長崎大学病院呼吸器内科講師の山本和子氏は3月7日、キリンホールディングス主催の研究発表会で、同病院を中心に実施している「新型コロナウイルス感染症(COVID-19)患者に対するプラズマ乳酸菌を用いた特定臨床研究」(PLATEAU study)の進捗状況を報告し、軽症COVID-19患者に対しては「抗ウイルス薬に加えて、体内の免疫の調節アプローチによる治療戦略が必要」と強調した。
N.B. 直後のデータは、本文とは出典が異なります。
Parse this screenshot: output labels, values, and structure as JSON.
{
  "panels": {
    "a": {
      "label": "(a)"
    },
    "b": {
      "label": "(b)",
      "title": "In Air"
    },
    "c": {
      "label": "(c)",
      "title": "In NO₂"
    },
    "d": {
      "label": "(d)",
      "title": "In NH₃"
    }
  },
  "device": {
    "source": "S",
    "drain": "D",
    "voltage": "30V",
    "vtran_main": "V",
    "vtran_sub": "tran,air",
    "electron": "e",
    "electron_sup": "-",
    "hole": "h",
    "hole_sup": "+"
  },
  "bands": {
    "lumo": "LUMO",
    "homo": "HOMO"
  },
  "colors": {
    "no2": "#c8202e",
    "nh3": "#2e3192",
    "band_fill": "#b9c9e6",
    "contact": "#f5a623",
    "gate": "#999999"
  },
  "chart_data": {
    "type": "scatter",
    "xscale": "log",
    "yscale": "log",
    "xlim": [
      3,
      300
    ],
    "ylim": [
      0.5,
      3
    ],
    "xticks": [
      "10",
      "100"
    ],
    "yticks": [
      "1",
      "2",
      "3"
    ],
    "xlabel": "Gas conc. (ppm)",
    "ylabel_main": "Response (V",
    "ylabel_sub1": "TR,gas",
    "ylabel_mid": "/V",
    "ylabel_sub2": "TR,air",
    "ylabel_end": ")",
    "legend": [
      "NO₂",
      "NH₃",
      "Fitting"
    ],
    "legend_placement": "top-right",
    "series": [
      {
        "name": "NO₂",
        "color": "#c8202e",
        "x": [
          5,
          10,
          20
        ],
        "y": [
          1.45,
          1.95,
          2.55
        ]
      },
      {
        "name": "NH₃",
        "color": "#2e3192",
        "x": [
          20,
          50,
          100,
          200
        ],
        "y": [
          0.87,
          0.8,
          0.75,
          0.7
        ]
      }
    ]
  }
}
プラズマ乳酸菌(L. lactis strain Plasma)は、「ウイルス感染防御を担う免疫系の司令塔」とされるpDC(プラズマサイトイド樹状細胞)を活性化する乳酸菌で、キリンが2010年に発見した。これまでにインフルエンザウイルスなど各種ウイルスに対する数多くの臨床・非臨床の研究が行われ、論文化されている。
山本氏が報告した特定臨床研究は、COVID-19に対するプラズマ乳酸菌の効果を世界で初めて検証するもの。試験は無作為化二重盲検プラセボ対照並行群間比較試験として行われ、参加に同意した軽症患者100名のうち50名にプラズマ乳酸菌(200㎎/日)含有カプセル、50名にプラセボカプセルを14日間摂取してもらい症状緩和効果を検証する。
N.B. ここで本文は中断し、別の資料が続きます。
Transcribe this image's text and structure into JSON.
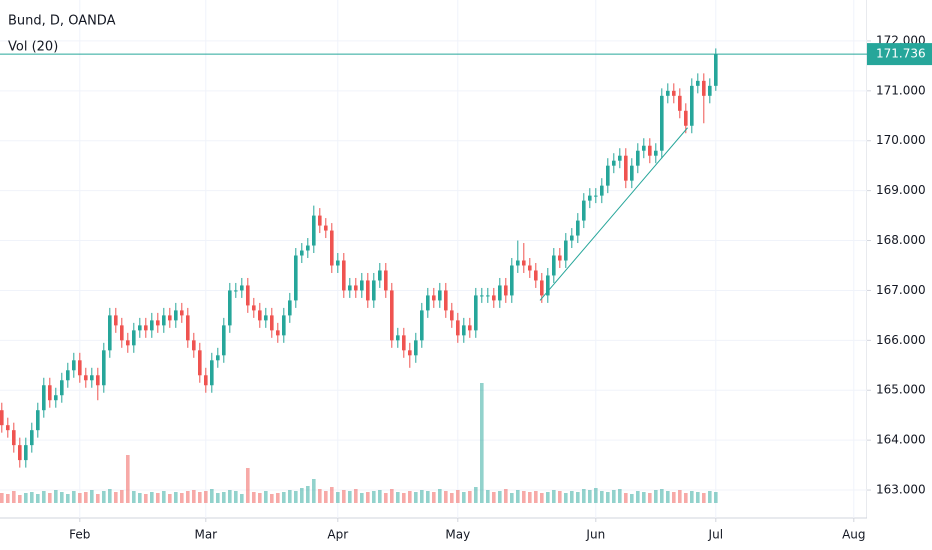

症例登録は1月7日からスタートし、3月4日時点で87名に達した。山本氏は「長崎での第6波の流行開始とほぼ同時に症例の組み入れを開始できた」とし、「おそらく3月中に組み入れは終了する」との見通しを示した。データ解析を経て、研究結果が報告できるのは「年末あたりではないか」と述べた。
COVID-19に対する治療戦略について山本氏は、現在は抗ウイルス薬と抗炎症・免疫調節薬が中心となっているとしながら、「副作用が少なく、より使いやすい内服の免疫調節薬があれば理想的」と述べ、pDCを活性化することで「免疫を底上げする」プラズマ乳酸菌の効果に期待を示した。
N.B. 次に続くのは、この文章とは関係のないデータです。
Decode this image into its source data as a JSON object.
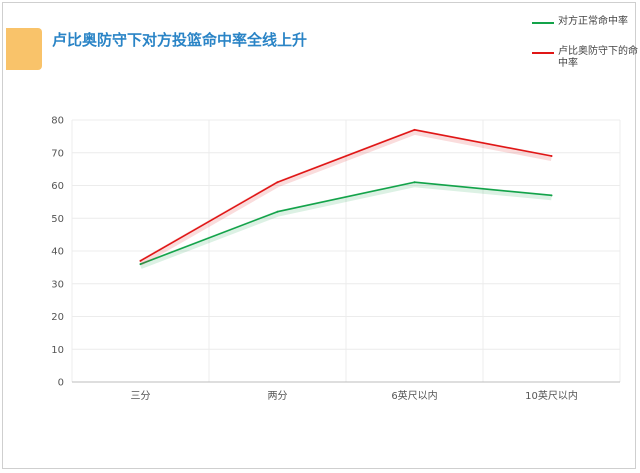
{
  "header": {
    "title": "卢比奥防守下对方投篮命中率全线上升"
  },
  "colors": {
    "accent": "#f9c36a",
    "title": "#2a84c6",
    "series_green": "#13a34a",
    "series_red": "#e01616"
  },
  "chart_data": {
    "type": "line",
    "title": "卢比奥防守下对方投篮命中率全线上升",
    "xlabel": "",
    "ylabel": "",
    "categories": [
      "三分",
      "两分",
      "6英尺以内",
      "10英尺以内"
    ],
    "ylim": [
      0,
      80
    ],
    "yticks": [
      "0",
      "10",
      "20",
      "30",
      "40",
      "50",
      "60",
      "70",
      "80"
    ],
    "grid": true,
    "legend_position": "top-right",
    "series": [
      {
        "name": "对方正常命中率",
        "color": "#13a34a",
        "values": [
          36,
          52,
          61,
          57
        ]
      },
      {
        "name": "卢比奥防守下的命中率",
        "color": "#e01616",
        "values": [
          37,
          61,
          77,
          69
        ]
      }
    ]
  }
}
プラズマ乳酸菌の製品は、医療機関向けには現在サプリメント(機能性表示食品)が市販されているが、今後の医薬品開発の可能性についてキリンホールディングスの藤原大介ヘルスサイエンス事業部長はこの日の発表会で「今回の研究結果を踏まえ、開発できるか検証する予定になっている」とコメントした。